Question: Through a point T, a tangent TA and a secant TPQ are drawn to a circle AQP. If the chord AB is drawn...

Question

Through a point T, a tangent TA and a secant TPQ are drawn to a circle AQP. If the chord AB is drawn parallel to PQ, prove that the triangles PAT and BAQ are similar.

Answer 1

Solution

Hint:First of all, draw the diagram to visualize the question. Now use the alternate segment theorem to prove $\angle TAP$ equal to $\angle AQP$ . Now use alternate angle theorem. Now, for any cyclic quadrilateral, the sum of the opposite angle is ${{180}^{o}}$ . So use this and proceed further to prove two triangles equal by AA criteria.

Complete step-by-step answer:
Here, we are given that through a point T, a tangent TA and a secant TPQ are drawn to a circle AQP. If the chord AB is drawn parallel to PQ. We have to prove that the triangles PAT and BAQ are similar.

In the above figure, TA is the tangent and TPQ is a secant to the circle AQP. Also, AB is a chord that is parallel to PQ. We know that according to the alternate segment theorem, the angle between a tangent and a chord through the point of contact is equal to the angle in the alternate segment. Here, $\angle TAP$ is the angle between the tangent and the chord and $\angle AQP$ is its alternate segment angle. So, we get,
$\angle TAP=\angle AQP....\left( i \right)$
Now, we are given that AB is parallel to PQ. So, by alternate angle theorem, we get,
$\angle AQP=\angle QAB....\left( ii \right)$
From (i) and (ii), we get
$\angle TAP=\angle QAB....\left( iii \right)$
Now PQBA is quadrilateral inside the circle. So, PQBA is cyclic quadrilateral and we know that for any cyclic quadrilateral, the sum of the opposite angles is ${{180}^{o}}$ . So, we get,
$\angle QPA+\angle QBA={{180}^{o}}$
$\angle QPA={{180}^{o}}-\angle QBA....\left( iv \right)$
Also, by the figure, we can see that,
$\angle QPA+\angle APT={{180}^{o}}$
$\angle QPA={{180}^{o}}-\angle APT$
By substituting the value of $\angle QPA$ from equation (iv), we get,
${{180}^{o}}-\angle QBA={{180}^{o}}-\angle APT$
By canceling the like terms, we get,
$\angle QBA=\angle APT.....\left( v \right)$
Now, let us consider the triangles $\Delta PAT$ and $\Delta BAQ$ .
From equation (iii), we get,
$\angle TAP=\angle QAB$
Also, from equation (v), we get,
$\angle APT=\angle QBA$
So by angle-angle similarity criteria, $\Delta PAT$ and $\Delta BAQ$ are similar triangles.

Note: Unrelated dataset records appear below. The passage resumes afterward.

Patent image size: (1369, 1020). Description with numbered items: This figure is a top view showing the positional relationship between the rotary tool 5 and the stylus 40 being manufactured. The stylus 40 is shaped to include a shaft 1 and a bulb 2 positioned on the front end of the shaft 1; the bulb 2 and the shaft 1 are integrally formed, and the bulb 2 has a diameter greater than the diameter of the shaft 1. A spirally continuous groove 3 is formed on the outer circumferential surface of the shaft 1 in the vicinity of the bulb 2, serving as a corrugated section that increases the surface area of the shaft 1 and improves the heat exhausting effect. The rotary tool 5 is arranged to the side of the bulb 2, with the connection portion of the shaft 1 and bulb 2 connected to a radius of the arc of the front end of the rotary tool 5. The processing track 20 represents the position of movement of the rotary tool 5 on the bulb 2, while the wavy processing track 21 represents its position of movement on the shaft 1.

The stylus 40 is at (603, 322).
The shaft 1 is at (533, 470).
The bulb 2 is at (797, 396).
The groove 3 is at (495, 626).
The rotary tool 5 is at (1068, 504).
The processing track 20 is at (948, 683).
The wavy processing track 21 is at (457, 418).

Note: In this question, students must properly learn to use the alternate segment theorem by taking examples of the different figures. Also, for questions related to similar triangles or congruent triangles, always take care of the corresponding parts of the triangle like if $\Delta PAT$ is similar to $\Delta BAQ$ , then $\angle P=\angle B,\angle A=\angle A$ and $\angle T=\angle Q$ are the necessary conditions.